Con la delibera assembleare che autorizza tale operazione, infatti, i soci possono liberamente determinare il “prezzo”
di acquisito, senza alcun riguardo ai valori nominali e con il solo limite delle riserve disponibili e degli utili distribuibili.
Raggiungendo così il fine di ridurre il patrimonio netto (e non il capitale nominale) pagando a se stessi il giusto prezzo
per il loro disinvestimento.
“L’acquisto di azioni proprie comporta una riduzione del patrimonio netto di eguale importo, tramite l’iscrizione nel
passivo di bilancio di una specifica voce, con segno negativo”.
Va anche evidenziato che l’iscrizione a passivo della voce “azioni proprie” con segno negativo produce l’effetto di
rendere indisponibile quella parte (di pari importo) delle riserve disponibili esistenti al momento dell’acquisto delle
azioni proprie e che ha reso possibile proprio detto acquisto.

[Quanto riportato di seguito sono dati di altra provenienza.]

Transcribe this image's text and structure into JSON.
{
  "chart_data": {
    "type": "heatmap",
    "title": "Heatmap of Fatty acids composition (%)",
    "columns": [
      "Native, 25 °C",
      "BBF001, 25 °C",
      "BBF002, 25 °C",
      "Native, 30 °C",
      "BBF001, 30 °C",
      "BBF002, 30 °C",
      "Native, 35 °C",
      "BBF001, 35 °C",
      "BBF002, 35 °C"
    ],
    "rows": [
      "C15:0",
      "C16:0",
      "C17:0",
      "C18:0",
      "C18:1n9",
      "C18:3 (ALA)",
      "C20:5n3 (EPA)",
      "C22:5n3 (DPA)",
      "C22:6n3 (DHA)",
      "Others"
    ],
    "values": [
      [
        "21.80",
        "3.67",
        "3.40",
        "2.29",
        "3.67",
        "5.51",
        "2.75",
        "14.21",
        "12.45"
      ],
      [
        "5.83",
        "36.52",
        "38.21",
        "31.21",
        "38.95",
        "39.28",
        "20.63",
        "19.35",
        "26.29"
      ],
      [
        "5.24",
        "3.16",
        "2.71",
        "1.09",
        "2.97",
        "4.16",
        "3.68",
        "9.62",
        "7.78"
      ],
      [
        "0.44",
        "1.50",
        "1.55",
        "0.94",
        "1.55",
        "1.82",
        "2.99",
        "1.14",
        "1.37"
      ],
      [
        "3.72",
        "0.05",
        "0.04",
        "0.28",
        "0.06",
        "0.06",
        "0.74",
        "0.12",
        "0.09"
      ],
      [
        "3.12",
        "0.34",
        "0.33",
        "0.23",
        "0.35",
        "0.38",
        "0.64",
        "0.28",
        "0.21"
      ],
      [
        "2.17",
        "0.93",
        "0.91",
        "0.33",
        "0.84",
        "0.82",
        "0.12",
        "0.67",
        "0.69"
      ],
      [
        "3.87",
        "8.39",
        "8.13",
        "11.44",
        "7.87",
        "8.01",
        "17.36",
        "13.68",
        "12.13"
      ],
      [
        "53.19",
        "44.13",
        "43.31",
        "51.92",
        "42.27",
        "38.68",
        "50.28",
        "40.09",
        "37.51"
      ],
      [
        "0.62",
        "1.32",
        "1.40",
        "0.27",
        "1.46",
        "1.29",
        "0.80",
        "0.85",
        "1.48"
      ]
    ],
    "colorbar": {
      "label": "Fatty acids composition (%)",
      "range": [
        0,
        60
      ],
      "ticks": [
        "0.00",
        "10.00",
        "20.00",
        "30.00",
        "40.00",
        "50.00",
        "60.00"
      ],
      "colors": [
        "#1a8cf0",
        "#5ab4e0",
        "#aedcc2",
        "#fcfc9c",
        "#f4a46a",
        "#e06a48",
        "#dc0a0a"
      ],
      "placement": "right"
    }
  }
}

Nel caso in cui l’assemblea decida di annullare le azioni proprie in portafoglio, la società, a seguito della delibera
assembleare, storna la voce A X “Riserva negativa per azioni proprie in portafoglio” e contestualmente riduce il
capitale sociale per il valore nominale delle azioni annullate. L’eventuale differenza tra il valore contabile della riserva
e il valore nominale delle azioni annullate è imputata ad incremento o decremento del patrimonio netto.
Nel caso in cui l’assemblea decida di alienare le azioni proprie, l’eventuale differenza tra il valore contabile della voce
A X “Riserva negativa per azioni proprie in portafoglio” e il valore di realizzo delle azioni alienate è imputata ad
incremento o decremento di un’altra voce del patrimonio netto.
La violazione dei limiti di cui ai commi precedenti non comporta mai la nullità dell’operazione. In quanto, verificandosi
tale ipotesi, le azioni acquistate in eccesso debbono essere alienate secondo modalità da determinarsi
dall’assemblea, entro un anno dal loro acquisto. In mancanza, deve procedersi senza indugio al loro annullamento e
alla corrispondente riduzione del capitale. Qualora l’assemblea non provveda, gli amministratori e i sindaci devono
chiedere che la riduzione sia disposta dal tribunale secondo il procedimento previsto dall’art. 2446 cc, 2 co.